Nota de repúdio: Arayara se posiciona frente aos ataques sofridos por Guaranis Kaiowá (MS)
Na tarde do último domingo (14), fazendeiros armados atacaram uma comunidade Guarani Kaiowá em Douradina, no Mato Grosso do Sul. Segundo os indígenas, dezenas de caminhonetes com pistoleiros cercaram a área, localizada na Terra Indígena Panambi – Lagoa Rica, onde pelo menos dois indígenas foram baleados. O ataque ocorreu em represália à retomada de uma área invadida pelos latifúndios, dentro do território ancestral já oficialmente reconhecido, delimitado e identificado, mas com a sua homologação estagnada desde 2011.
Na segunda-feira (15), outro ataque foi realizado a cerca de 110 km do local daquele ocorrido no domingo. Os crimes se destacam pela similaridade, uma vez que a segunda ocorrência também sucedeu em território indígena com pendências demarcatórias (na TI Amambaipeguá I), contou com a mesma estratégia de ataque, e resultou em uma indígena ferida.
Em nota, a organização Aty Guasu e os conselheiros das comunidades Itay, Guyra Kamby’i, Gaaroa’ka e Tajasu Iguá, afirmaram que os fazendeiros prometem um massacre, o que também ocorreu em 2015. Os indígenas acionaram o Ministério Público Federal (MPF), Defensoria Pública da União (DPU), Defensoria Pública do Mato Grosso do Sul (DPGE-MS), Fundação Nacional dos Povos Indígenas (FUNAI), órgãos de segurança pública do estado e organizações de direitos humanos.
Violações aos indígenas do Mato Grosso do Sul
Às vésperas desses ataques, a Cacique Valdelice Veron retornava de São Paulo, onde esteve acompanhando o processo contra os mandantes do assassinato de seu pai, o Cacique Marcos Veron, espancado e morto em uma retomada em 2003. Em uma mobilização, ocorrida neste ano, Valdelice relata que mais de 20 de seus familiares foram mortos na TI Taquara, no Mato Grosso do Sul, e aqueles que restaram, inclusive ela, seguem sendo perseguidos pelos fazendeiros.
As violações de direito que afligem a Cacique e sua família também recaem sobre todo o povo Guarani Kaiowá, cujo histórico repleto de violência desencadeou o genocídio que se perpetua e é explícito em crimes como os que ocorreram nesta semana. Os incessantes ataques e ameaças fazem com que os indígenas sigam em sua luta permanente, na qual a morte é uma constante.
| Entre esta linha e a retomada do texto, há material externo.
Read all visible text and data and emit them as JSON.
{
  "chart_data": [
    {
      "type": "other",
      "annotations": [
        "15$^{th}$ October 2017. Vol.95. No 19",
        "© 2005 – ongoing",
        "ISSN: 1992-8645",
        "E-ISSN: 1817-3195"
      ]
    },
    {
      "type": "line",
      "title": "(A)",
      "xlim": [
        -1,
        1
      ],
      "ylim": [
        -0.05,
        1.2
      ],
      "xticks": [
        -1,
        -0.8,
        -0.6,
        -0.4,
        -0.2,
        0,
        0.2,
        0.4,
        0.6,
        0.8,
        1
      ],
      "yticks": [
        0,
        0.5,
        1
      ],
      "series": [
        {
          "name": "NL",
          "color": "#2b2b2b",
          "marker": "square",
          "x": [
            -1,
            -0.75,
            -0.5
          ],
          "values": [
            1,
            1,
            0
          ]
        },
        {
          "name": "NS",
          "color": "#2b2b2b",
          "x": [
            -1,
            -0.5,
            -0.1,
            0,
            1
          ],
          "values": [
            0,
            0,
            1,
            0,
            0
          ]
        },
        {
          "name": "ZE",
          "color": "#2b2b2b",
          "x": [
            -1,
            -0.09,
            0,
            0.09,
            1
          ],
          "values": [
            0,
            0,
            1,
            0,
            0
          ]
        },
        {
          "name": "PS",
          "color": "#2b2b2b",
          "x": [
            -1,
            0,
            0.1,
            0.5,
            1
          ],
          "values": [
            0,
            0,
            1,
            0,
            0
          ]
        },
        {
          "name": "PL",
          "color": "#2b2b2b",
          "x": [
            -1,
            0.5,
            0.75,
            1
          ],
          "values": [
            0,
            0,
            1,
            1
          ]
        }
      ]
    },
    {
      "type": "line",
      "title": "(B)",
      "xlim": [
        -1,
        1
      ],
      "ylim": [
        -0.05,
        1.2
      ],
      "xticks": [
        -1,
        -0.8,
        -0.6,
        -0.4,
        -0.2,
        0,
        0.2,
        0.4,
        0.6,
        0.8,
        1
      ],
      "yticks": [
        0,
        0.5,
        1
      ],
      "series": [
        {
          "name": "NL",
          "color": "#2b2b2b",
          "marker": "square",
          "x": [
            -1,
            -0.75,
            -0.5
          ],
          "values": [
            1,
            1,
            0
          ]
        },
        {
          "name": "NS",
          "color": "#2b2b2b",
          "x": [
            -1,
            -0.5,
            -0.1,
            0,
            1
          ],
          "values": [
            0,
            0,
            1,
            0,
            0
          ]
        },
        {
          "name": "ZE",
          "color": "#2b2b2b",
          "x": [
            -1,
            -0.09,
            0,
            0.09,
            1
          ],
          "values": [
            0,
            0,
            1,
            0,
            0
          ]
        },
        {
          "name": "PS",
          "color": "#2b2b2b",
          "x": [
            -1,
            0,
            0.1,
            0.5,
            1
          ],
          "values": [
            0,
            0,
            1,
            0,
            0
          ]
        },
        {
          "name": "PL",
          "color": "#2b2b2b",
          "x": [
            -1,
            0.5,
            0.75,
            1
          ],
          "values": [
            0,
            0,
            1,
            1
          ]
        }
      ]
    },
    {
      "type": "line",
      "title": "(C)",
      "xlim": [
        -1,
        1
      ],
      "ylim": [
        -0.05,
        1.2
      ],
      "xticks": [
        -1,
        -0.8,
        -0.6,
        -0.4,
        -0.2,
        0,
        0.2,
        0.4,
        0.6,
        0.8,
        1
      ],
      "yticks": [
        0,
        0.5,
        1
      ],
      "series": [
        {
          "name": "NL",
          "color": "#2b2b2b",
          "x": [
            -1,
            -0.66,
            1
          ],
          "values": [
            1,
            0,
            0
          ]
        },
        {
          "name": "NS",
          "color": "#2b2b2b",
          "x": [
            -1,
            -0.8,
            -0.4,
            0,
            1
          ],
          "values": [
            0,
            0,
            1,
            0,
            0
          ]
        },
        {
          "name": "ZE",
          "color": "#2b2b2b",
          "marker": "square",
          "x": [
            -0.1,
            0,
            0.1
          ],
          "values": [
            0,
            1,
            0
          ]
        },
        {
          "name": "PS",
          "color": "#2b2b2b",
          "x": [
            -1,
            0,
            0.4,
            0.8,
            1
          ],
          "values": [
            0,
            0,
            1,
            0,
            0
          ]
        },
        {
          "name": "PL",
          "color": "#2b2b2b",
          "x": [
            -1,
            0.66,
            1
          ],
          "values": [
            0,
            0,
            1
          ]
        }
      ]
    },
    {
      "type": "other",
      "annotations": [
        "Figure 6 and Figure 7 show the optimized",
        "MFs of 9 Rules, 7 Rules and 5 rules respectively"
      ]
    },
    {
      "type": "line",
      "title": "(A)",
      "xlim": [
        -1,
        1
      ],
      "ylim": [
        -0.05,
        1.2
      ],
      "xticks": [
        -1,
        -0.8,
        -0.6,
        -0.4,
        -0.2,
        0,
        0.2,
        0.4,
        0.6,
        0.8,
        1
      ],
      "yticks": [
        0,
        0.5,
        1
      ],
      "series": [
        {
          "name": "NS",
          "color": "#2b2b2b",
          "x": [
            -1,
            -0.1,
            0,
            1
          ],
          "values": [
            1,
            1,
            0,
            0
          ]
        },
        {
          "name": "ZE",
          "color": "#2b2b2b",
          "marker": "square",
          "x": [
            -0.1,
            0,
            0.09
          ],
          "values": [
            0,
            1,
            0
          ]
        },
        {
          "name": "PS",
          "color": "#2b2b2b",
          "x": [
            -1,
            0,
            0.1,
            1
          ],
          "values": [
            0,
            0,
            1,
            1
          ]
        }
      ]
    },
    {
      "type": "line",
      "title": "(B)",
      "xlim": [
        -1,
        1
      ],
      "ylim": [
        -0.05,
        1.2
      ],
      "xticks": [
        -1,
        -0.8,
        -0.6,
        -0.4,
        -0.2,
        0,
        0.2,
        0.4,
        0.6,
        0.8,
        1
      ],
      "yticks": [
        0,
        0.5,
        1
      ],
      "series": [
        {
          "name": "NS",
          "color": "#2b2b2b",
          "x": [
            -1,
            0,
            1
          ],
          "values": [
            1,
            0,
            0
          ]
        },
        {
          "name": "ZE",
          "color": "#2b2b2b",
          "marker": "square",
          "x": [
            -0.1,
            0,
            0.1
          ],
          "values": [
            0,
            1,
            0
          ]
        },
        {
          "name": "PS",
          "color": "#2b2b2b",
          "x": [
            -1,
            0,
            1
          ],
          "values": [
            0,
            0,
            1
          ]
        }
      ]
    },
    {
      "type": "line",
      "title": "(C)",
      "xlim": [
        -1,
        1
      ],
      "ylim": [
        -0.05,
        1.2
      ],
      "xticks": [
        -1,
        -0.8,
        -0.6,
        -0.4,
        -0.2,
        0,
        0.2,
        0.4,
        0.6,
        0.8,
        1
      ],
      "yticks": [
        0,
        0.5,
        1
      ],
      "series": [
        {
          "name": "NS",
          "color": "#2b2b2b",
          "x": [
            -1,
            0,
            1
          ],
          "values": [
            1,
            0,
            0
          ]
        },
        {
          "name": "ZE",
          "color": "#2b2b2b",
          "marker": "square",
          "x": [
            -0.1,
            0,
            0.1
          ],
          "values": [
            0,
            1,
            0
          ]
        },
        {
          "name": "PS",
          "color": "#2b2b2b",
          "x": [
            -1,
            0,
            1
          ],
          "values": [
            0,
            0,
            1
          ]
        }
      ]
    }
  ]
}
Perseguições, violência e massacres abrangem quase a totalidade das Terras Indígenas do Brasil, deixando seus habitantes em situação de extrema vulnerabilidade. O caso dos Yanomami ficou mundialmente conhecido; no entanto, sua condição é comparável à dos povos do Mato Grosso do Sul. A situação se agrava pela invisibilidade dos povos desse estado, ocultando altas taxas de mortalidade por assassinato, suicídio e inanição.
O socorro clamado pelos indígenas é silenciado na região, onde tal violência já é naturalizada. Frente a diversos desses crimes, os órgãos públicos permanecem inertes ou aderem à versão dos opressores, resultando na impunidade que os legitima.
Marco Temporal e a invisibilidade de direitos
A criminalidade também encontra respaldo na aprovação da Lei 14.701/2023, que ficou conhecida como Marco Temporal, a qual fere os direitos dos povos e a Constituição Federal brasileira.
Com isso, entende-se que a demarcação das Terras Indígenas é um fator determinante para mudar essa realidade, mas apenas isso não basta para garantir que os territórios sejam a base para a vida e cultura dos povos indígenas, como determina a Constituição Federal. Também se faz necessário o desenvolvimento de alternativas para vida digna e para a convivência pacífica entre indígenas e não indígenas, onde o agronegócio não se sobreponha às vidas humanas.
O Instituto Internacional ARAYARA se solidariza ao povo Guarani Kaiowá e se coloca ao lado dos indígenas, na guerra entre comunidades e indústrias. Ao mesmo tempo, reconhecemos a responsabilidade do Estado sobre essa violência, ao qual cabe a obrigação de tomar as devidas medidas para assegurar a proteção dos povos indígenas do Brasil.